Updated Sep 30, 2023 - Politics & Policy

Congress delays government shutdown deadline until November

Senate Majority Leader Chuck Schumer. Photo: Kevin Dietsch/Getty Images.

The Senate on Saturday passed a House bill to delay a government shutdown for the next month and a half.

Why it matters: Congress started the weekend on track to be unable to extend federal funding come midnight on Saturday, but lawmakers now have until mid-November to reach agreement on annual spending bills.

Driving the news: The Senate voted 88-9 to pass the bill, with nine Senate Republicans voting against it.

  • Sens. Marsha Blackburn (R-Tenn.), Mike Braun (R-Ind.), Ted Cruz (R-Texas), Bill Hagerty (R-Tenn.), Mike Lee (R-Utah), Roger Marshall (R-Kan.), Rand Paul (R-Ky.), Eric Schmitt (R-Mo.) and J.D Vance (R-Ohio) voted against the measure.
  • The bill passed the House 335-91 earlier on Saturday, with 90 Republicans and one Democrat voting against it.

The details: The measure keeps the government funded until Nov. 17 at 2023 levels, includes $16 billion for disaster relief.

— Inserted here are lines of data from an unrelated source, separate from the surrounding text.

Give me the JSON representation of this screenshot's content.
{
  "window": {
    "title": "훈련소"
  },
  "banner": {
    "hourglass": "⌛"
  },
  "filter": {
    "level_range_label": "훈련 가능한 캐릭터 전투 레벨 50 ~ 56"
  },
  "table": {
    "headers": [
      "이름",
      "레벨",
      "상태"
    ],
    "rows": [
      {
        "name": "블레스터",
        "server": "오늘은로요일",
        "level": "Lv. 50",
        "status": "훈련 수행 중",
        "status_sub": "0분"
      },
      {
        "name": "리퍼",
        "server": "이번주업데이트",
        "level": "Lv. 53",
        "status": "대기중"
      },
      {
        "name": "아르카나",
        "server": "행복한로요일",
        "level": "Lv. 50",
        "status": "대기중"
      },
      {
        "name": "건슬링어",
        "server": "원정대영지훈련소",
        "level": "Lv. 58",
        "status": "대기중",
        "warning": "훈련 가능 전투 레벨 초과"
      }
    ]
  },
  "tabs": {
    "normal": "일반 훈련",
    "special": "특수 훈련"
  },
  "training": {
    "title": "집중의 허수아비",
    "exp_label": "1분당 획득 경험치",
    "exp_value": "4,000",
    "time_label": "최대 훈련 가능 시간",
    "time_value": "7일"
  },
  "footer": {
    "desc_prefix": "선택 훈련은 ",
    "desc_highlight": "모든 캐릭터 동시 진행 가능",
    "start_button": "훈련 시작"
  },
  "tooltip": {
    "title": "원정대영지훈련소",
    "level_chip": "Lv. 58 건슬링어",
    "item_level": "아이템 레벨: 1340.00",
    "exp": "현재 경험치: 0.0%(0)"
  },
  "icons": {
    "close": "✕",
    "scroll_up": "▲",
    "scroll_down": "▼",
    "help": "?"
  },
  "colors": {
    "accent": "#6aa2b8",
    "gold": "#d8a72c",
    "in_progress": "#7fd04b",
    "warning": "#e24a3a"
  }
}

  • It extends authorization for the Federal Aviation Administration and the National Flood Insurance Program.

The intrigue: Several Senate Democrats were furious that the measure didn't include aid to Ukraine, with Sen. Michael Bennet (D-Colo.) delaying a vote on the measure by several hours to secure a commitment on a vote on a supplemental Ukraine aid package.

  • Senate Republicans blocked a vote on a bipartisan Senate bill with $6 billion in Ukraine aid earlier in the day to clear the way for the House bill.
  • "Most Senate Republicans remain committed to helping our friends on the frontlines," said Senate Minority Leader Mitch McConnell (R-Ky.) in a floor speech just before the vote on the House bill.
  • "I'm confident the Senate will pass further urgent assistance to Ukraine later this year."

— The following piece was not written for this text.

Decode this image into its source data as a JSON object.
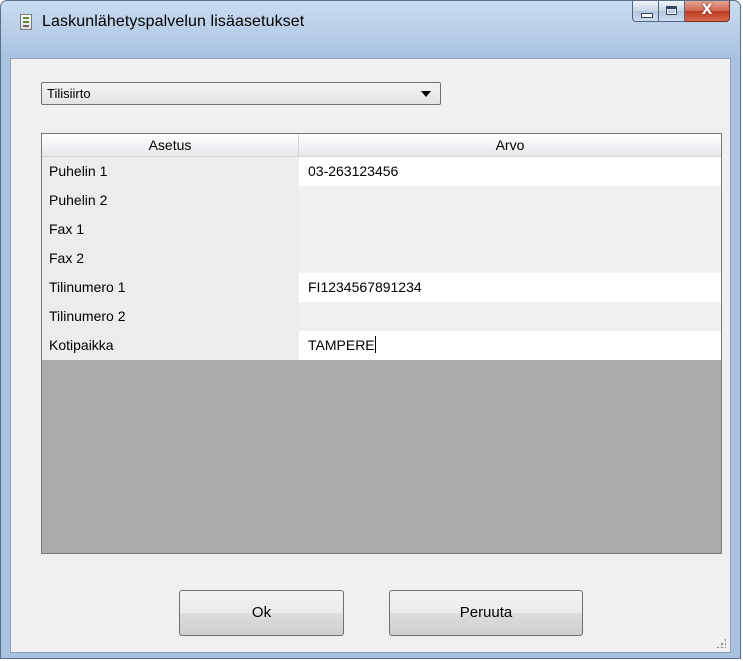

The big picture: While Saturday offered a brief glimpse of coordination between the House and Senate, the two chambers remain far apart on spending levels and policy in the 12 appropriations bills.

  • The Senate has marked up their bills at 2023 levels and wants to fulfill President Biden's request for $20 billion in aid to Ukraine.
  • The House is moving bills that set spending at 2022 levels – below the caps in the bipartisan debt ceiling deal – and packing them with potent right-wing policy on abortion, transgender care, affirmative action and more.

What we're watching: House Speaker Kevin McCarthy (R-Calif.) could face an immediate threat to his job when the House returns from session next week to continue work on their appropriations bills.

  • Nearly twice as many Democrats voted for the continuing resolution as Republicans, which GOP hardliners have suggested could be a trigger for an effort to remove him via the "motion to vacate."

What's next: The stopgap bill now heads to President Biden's desk. He is expected to sign it before government funding runs out at midnight.